I want to develop a theory for the representation of sl(5,C).
I am asked to identify the Cartan Subalgebra of the algebra, which we can easily construct considering the matrices:
\begin{equation} diag(a_1,a_2,a_3,a_4,a_5): a_1+a_2+a_3+a_4+a_5=0 \end{equation} So we obtain 4 matrices of the form: ($\delta_i^i, -\delta_{i+1}^{1+1}$). The next step is to define a basis of the dual space h$^*$. So I deploy the isomorphic structure of the algebra and its dual (Because the killing form here is non-degenerate). I determine my dual basis as follows: \begin{equation} H_1^*=\frac{4}{5}H_1+\frac{3}{5}H_2+\frac{2}{5}H_3+\frac{1}{5}H_4 \\ H_2^*=\frac{3}{5}H_1+\frac{6}{5}H_2+\frac{4}{5}H_3+\frac{2}{5}H_4 \\ H_3^*=\frac{2}{5}H_1+\frac{4}{5}H_2+\frac{6}{5}H_3+\frac{3}{5}H_4 \\ H_4^*=\frac{1}{5}H_1+\frac{2}{5}H_2+\frac{3}{5}H_3+\frac{4}{5}H_4 \\ \end{equation}
I hope I have not made any calculation mistakes here. Then I am asked to define the roots of the system. We have all the information needed in the Cartan Matrix:
\begin{pmatrix} 2&-1& 0&0&\\ -1&2& -1&0\\ 0&-1& 2&-1\\ 0&0& -1&2 \\ \end{pmatrix}
And I am now asked to describe the roots in the basis $h^*$.

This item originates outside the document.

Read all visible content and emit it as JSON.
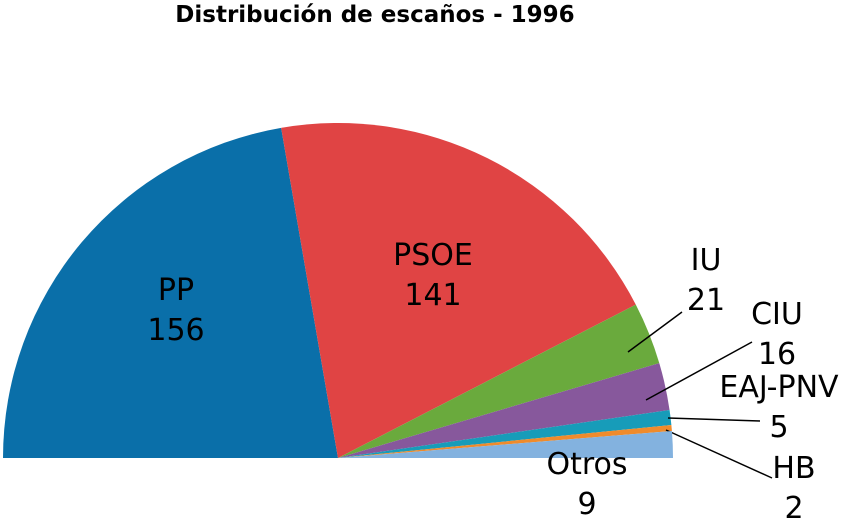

My question is: I am supposed simply to evaluate $a_i(H_j^*) = a_i(\frac{4}{5}H_1+\frac{3}{5}H_2+\frac{2}{5}H_3+\frac{1}{5}H_4 )$ for instance and essentially redefine "cartan matrix" on the new basis which should be the inverse of the original one?
Thanks in advance